Neena snorted. “I’ll call him an asshole forever, whether I’m a bigger one or not.”
“You’re best friends. You’ve earned that right.” And she was comfortable with it. Velma saw no need to lie. “I wasn’t comfortable with you two being tight at all, but I got over it. Honestly, that Jean woman was the one who bugged me, but I can deal with the rest.” She kind of wished Kitty wouldn’t have told her about that.
“Trust me, you’re a way better match for him than me or Jean. I mean, Jean’s a great lady and all, but women like her don’t date a bad boy. They fuck them then engineer a breakup and find a nice guy to marry.” Or at least that was her experience with the widows support group in church.
"I don't have anything against her personally, I mean, I never met her. Just the way Logan talks about her." It bugged her. Even though it probably shouldn't.
“It’ll be fine. She’ll show up, ‘cause that’s what she does, but I promise you she’s way too classy to be interested in Logan while you two are in a relationship.” Or at least classy enough to hide it, since she’d clearly wanted to sleep with Logan while married to Scott. “We’re all incestuous as hell in the dreams. It’s just how things went.”
“And if not, and there’s a fight, at least she won’t be able to hit me.” Velma joked.
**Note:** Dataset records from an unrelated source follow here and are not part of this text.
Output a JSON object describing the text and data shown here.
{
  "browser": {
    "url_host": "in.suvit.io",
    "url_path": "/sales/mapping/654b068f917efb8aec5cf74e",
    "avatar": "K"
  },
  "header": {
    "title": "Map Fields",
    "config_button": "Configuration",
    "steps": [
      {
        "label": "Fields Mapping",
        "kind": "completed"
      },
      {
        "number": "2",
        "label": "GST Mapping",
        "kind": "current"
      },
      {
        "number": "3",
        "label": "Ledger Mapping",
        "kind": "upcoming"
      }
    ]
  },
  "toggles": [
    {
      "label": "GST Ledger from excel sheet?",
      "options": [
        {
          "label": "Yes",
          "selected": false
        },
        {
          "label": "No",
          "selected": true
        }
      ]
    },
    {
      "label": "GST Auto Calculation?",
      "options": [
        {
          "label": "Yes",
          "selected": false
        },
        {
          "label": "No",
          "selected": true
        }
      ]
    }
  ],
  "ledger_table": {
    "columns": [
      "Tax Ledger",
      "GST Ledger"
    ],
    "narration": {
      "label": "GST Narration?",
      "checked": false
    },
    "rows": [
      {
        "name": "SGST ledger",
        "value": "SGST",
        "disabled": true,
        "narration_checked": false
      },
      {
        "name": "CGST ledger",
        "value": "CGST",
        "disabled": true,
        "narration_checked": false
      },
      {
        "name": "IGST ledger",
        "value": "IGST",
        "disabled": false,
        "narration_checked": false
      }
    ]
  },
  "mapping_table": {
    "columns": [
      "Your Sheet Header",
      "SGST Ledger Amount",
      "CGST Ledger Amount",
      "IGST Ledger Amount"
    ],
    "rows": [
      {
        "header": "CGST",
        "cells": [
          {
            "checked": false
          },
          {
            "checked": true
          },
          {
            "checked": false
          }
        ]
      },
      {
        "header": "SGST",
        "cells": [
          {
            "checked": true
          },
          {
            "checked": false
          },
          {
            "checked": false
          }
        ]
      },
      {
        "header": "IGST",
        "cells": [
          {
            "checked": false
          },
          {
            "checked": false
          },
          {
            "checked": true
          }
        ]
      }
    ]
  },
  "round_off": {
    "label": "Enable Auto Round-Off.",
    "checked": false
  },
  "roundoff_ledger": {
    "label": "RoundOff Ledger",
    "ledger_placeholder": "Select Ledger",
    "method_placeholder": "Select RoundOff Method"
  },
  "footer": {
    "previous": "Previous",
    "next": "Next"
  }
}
But it was a joke.
Neena snorted and didn’t correct her. “You’ll be fine.”
“i’m just trying not to borrow trouble, I’m sure enough of it will be on my ass at some point.” Velma shrugged. “I normally try to take care of myself, but it’s all about the kid at this point.” She didn’t even know what gender it was yet, but the idea of anything happening to this baby made her feel sick. In a different way than the morning sickness did.
“Yeah.” Neena said with a nod, toying with her napkin. “That’s what’s important.” Her expression was neutral, because that was something she definitely didn’t need to talk about with Velma.
Velma saw that, but she had enough tact to let it go. “I probably should get going back home. I’m sure Logan has convinced myself that I’ve been kidnapped by aliens or something.”
“Yeah, I need to get home and work on dinner.” She stood up and stretched. “Drive safe.”
Velma waved. “You too. I hope the time comes when you don’t need the ginger everything.”